When I first started in school choice activism, the recommended approach was to never criticize the teachers unions. The union PR machine has been so effective over the decades that just to mention the roadblocks they routinely throw up in front of education progress was a third rail. It would earn you the label “union buster” among the very people you were trying to persuade. School choice is a bipartisan issue with plenty of Democrats in favor of it, but it was hard to enlist those Democrats to team up in the fight when it might seem like you’re asking them to denigrate the union system.

So we stayed away from it and made our arguments in other ways. There’s too much money and not enough accountability; stats show choice works; poor minority students benefit most from school choice; school choice creates competition which drives public schools to up their game. There’s a long list of persuasive arguments and in the interest of not creating an unnecessary divide in delicate alliances, we tiptoed around the union issue.

But I can no longer deny the biggest issue facing the success of our students. I can no longer pretend that the number one roadblock to providing the education our communities need is just a “side issue.” I can no longer be a party to the perpetuation of greed in the name of “coming together.” What has happened to our children during COVID has stripped away the last of my tolerance.
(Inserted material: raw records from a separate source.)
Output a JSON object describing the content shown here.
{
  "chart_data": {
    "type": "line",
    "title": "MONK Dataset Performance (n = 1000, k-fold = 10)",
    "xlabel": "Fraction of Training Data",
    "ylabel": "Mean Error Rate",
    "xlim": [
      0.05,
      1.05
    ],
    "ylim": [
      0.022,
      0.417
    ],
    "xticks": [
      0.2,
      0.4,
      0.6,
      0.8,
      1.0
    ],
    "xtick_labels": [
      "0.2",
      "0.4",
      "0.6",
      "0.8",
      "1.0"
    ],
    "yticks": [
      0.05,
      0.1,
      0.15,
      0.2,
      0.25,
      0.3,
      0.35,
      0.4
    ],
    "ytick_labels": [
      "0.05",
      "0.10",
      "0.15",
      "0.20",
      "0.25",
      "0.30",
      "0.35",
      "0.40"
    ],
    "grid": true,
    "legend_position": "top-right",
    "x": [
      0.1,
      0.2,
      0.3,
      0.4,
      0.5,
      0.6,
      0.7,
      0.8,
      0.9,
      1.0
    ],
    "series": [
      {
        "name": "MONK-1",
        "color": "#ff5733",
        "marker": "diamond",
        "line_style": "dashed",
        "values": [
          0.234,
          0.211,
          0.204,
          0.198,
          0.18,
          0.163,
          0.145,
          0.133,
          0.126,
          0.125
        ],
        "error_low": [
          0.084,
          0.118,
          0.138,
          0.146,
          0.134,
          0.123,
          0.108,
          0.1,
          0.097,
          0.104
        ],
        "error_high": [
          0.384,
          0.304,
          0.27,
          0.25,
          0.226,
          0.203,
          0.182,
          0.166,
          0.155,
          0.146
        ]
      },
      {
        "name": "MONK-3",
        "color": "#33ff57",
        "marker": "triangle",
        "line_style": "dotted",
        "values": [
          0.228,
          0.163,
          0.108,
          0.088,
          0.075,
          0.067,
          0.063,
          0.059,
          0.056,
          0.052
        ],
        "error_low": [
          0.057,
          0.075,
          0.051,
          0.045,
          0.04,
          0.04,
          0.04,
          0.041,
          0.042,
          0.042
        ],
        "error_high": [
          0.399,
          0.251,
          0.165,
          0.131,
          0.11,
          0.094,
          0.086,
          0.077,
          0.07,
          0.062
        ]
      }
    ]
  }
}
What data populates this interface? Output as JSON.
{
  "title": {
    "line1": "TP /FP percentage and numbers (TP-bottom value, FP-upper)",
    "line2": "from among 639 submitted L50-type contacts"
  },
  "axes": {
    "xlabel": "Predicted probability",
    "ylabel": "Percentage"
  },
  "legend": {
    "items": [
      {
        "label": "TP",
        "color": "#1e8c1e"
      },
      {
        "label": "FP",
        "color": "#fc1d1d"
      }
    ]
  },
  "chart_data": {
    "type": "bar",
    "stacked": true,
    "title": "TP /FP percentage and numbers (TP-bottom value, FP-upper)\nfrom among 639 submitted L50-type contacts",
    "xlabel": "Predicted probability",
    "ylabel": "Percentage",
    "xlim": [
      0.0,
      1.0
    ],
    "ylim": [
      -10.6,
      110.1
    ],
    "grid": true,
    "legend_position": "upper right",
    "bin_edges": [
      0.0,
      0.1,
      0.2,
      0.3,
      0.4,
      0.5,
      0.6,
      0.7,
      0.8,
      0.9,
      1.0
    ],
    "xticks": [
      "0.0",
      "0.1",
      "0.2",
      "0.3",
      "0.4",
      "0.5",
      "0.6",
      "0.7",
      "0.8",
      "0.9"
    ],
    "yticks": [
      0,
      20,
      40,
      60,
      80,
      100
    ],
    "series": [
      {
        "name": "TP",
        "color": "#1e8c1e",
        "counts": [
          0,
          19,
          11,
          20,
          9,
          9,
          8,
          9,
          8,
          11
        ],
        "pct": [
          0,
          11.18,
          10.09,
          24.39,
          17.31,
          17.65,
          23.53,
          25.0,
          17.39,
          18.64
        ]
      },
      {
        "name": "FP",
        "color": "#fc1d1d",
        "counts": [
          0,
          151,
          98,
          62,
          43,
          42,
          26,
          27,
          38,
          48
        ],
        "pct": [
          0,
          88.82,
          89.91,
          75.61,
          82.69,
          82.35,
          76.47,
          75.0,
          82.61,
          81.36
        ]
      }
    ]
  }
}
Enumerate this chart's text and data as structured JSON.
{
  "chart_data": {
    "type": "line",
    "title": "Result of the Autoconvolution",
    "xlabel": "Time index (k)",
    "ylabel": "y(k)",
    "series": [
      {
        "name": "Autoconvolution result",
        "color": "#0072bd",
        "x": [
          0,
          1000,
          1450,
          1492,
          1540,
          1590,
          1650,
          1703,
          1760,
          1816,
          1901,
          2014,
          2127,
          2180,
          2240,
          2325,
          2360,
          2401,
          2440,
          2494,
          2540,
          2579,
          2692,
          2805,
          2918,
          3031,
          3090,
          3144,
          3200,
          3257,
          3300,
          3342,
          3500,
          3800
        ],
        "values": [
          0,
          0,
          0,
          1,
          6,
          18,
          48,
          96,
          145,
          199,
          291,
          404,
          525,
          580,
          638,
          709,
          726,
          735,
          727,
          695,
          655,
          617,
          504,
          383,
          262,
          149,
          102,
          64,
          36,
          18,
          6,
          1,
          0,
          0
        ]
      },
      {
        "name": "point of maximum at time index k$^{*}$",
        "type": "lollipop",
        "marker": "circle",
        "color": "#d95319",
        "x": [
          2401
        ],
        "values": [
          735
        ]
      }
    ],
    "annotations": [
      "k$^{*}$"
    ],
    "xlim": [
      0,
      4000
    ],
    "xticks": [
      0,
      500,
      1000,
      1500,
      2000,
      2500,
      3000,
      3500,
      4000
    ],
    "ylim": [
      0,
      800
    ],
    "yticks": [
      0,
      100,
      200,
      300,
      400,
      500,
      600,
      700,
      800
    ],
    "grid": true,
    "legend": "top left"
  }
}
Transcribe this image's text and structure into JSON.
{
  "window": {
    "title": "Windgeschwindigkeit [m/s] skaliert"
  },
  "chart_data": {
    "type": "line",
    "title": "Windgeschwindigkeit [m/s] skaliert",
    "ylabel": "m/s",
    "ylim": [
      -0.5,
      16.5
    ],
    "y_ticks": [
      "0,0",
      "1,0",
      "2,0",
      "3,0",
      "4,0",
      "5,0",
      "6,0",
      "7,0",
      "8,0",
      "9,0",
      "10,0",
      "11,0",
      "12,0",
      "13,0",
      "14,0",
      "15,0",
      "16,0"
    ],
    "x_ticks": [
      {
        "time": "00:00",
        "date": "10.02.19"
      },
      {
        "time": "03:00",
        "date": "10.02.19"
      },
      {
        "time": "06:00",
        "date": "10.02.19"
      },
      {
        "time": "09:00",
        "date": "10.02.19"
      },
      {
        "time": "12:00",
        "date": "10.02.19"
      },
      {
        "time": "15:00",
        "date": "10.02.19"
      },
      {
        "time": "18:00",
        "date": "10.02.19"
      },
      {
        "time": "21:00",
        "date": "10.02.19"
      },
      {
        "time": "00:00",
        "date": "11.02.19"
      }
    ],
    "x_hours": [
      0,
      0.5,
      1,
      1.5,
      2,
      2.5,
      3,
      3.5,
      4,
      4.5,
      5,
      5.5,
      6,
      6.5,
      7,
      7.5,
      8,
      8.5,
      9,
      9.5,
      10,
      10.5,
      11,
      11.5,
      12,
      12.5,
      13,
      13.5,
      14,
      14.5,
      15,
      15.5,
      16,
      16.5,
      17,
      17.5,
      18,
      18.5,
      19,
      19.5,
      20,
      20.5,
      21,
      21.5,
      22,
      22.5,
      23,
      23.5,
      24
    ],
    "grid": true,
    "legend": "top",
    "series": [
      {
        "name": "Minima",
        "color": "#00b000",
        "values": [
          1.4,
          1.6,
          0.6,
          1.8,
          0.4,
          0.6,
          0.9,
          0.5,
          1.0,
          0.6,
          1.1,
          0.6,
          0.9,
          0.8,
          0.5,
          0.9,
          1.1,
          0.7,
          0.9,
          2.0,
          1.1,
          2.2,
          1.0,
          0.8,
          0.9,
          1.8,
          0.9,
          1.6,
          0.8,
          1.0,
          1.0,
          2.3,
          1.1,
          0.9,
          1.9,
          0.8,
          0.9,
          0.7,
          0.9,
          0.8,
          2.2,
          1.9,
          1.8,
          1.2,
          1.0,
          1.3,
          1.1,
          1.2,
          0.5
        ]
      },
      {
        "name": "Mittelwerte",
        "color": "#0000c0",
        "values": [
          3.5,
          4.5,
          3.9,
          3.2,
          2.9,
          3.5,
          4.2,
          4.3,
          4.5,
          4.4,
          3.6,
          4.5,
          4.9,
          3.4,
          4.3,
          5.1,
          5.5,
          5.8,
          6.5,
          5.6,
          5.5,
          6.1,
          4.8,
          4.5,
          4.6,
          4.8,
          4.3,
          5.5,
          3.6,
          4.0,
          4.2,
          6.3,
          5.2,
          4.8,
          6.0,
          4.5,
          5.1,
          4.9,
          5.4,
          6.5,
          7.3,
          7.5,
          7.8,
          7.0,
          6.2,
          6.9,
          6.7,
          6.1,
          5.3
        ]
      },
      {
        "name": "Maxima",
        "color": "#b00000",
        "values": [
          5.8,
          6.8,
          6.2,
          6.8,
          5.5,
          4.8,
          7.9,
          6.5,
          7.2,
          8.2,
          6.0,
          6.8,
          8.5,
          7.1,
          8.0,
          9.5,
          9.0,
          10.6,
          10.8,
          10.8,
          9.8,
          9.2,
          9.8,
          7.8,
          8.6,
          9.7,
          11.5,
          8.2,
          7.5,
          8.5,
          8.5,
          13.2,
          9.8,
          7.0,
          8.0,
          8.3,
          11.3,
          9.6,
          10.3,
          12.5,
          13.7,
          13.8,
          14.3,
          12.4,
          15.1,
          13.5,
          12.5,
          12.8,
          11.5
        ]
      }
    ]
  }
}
Teachers unions are a scourge and it is time to end them.

Don’t get me wrong. I’m a student of history and I understand the power of collective bargaining and how it changed our society for the better during the industrial age. The wealthy and entrepreneurial industrialists pushed us into the era of American dominance and that is a good thing. There is no doubt that without being forced into accountability, many would have continued to abuse and overwork desperate employees and their children. Unionizing forced that accountability.

Power and greed are not exclusive to any one economic set, and unfortunately as unions began to increase in influence and dues money, they also increased their greed. Which is fine when a private company is negotiating with union bullies. That’s a transactional relationship and companies can be held accountable for their own terrible negotiations. I don’t like it, but it’s private business. Everyone can do what they want.